年下の習、李克強に先を越された「薄熙来の焦りは(2007年の)十七大を境に爆発した。彼は重慶市への赴任を機に、中国共産党の伝統的価値観の壁を飛び越える決意をし、全国規模で話題になる政策を次々に打ち出していった。そして、その発信力で中国全土から圧倒的な人気を博していったのである」。

彼が行った「打黒」とは、マフィア撲滅作戦のことである。中国におけるマフィアの黒幕というのは、党や地方政府の身内であったり、公安の大幹部であったりするため、当局は取り締まりに手加減を加えるのが通例であったが、薄は容赦なく徹底的に断行し、決定的な成果を上げたのである。このため、「格差」と「不公平=権力者の腐敗」を怨んでいた市民は大いに沸き立ち、溜飲を下げたのだ。そして、重慶市にとどまらず中国全土で薄の存在感と期待値が一気に高まっていった。 

「唱紅」とは、かつての革命ソングを皆で歌う運動を指している。これが「毛沢東時代は貧しかったが、皆、平等だった」と当時を懐かしむ大衆に人気を博し、全国に広がっていった。

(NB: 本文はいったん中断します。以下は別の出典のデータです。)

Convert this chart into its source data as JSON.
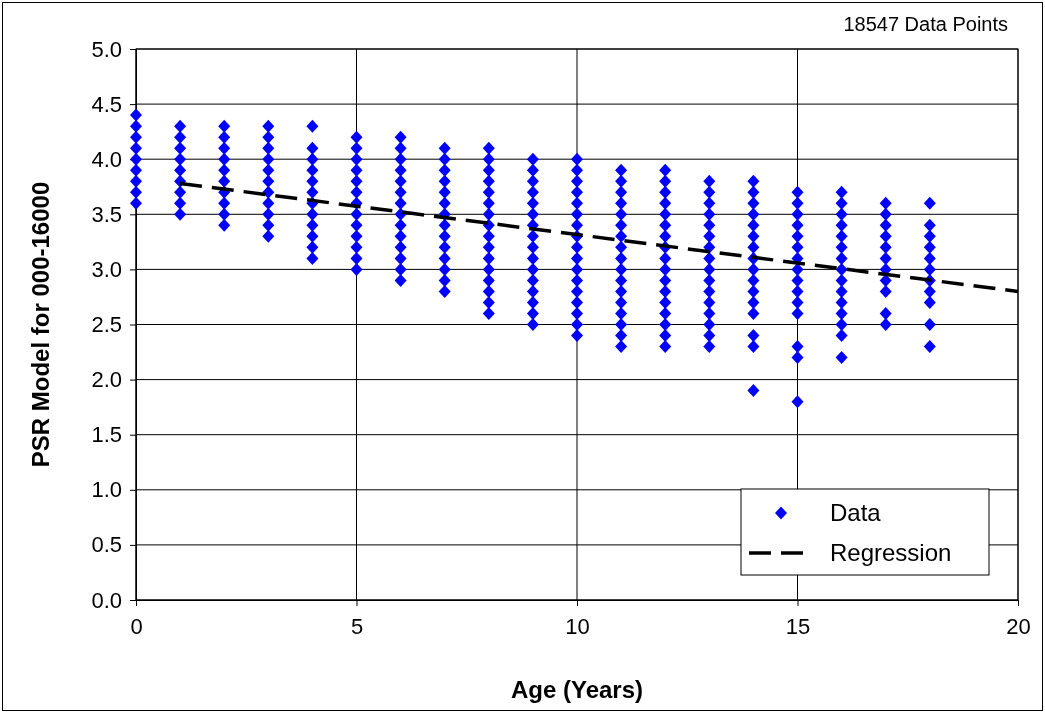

このことが文化大革命で酷い目に遭わされた共産党幹部たちに、もし文化大革命のような悪夢が再現されたらと、恐怖心を甦らせたのである。今や、格差と不公平に対する不満と怒りが、圧倒的多数の中国庶民の間で渦巻いているからだ。発展から置き去りにされた者たちの怒りがいつ爆発してもおかしくない状況なのだ。

第3点は、家柄もコネもない一介の労働者から広東省書記に駆け上がった汪洋が、広東省で実際に行った改革によって指し示した「民主化の道」である。

汪が政治家として優れているのは、言葉だけにとどまらず行動が伴っている点にある。彼の民主化は、党内民主化のシステムとして、基層幹部選出における直接選挙の導入、そして人民代表大会と政治協商会議の機構改革、加えて司法機構改革と汚職防止制度の確立、さらには政府の機能改革にまで及ぶ膨大なものであった。「汪洋の言葉はぶれることがない。一貫して思想解放を説き、改革開放を推し進める揺るぎない姿勢は、世間に広く知られることとなったのである。・・・彼はそれを一党支配が確立された中国で率先して行ったのであるから、中国においてはまさに『改革者』の代表といっても過言ではないだろう」。汪の民主化は、一言で言えば、「言論の自由」と「小さな政府」を目指すものといえるだろう。

最後に私的なことになるが、私の好きな胡耀邦について、著者がちゃんと言及しているので、嬉しかった。「新中国(中華人民共和国)の60年余の歴史を通じて、胡耀邦ほど人々から敬愛され、また後輩政治家からも慕われた政治家はいません。・・・歴史の流れから現代中国を捉える上で、胡耀邦の影響力という『視座』を持つことは有意義なものとなる」。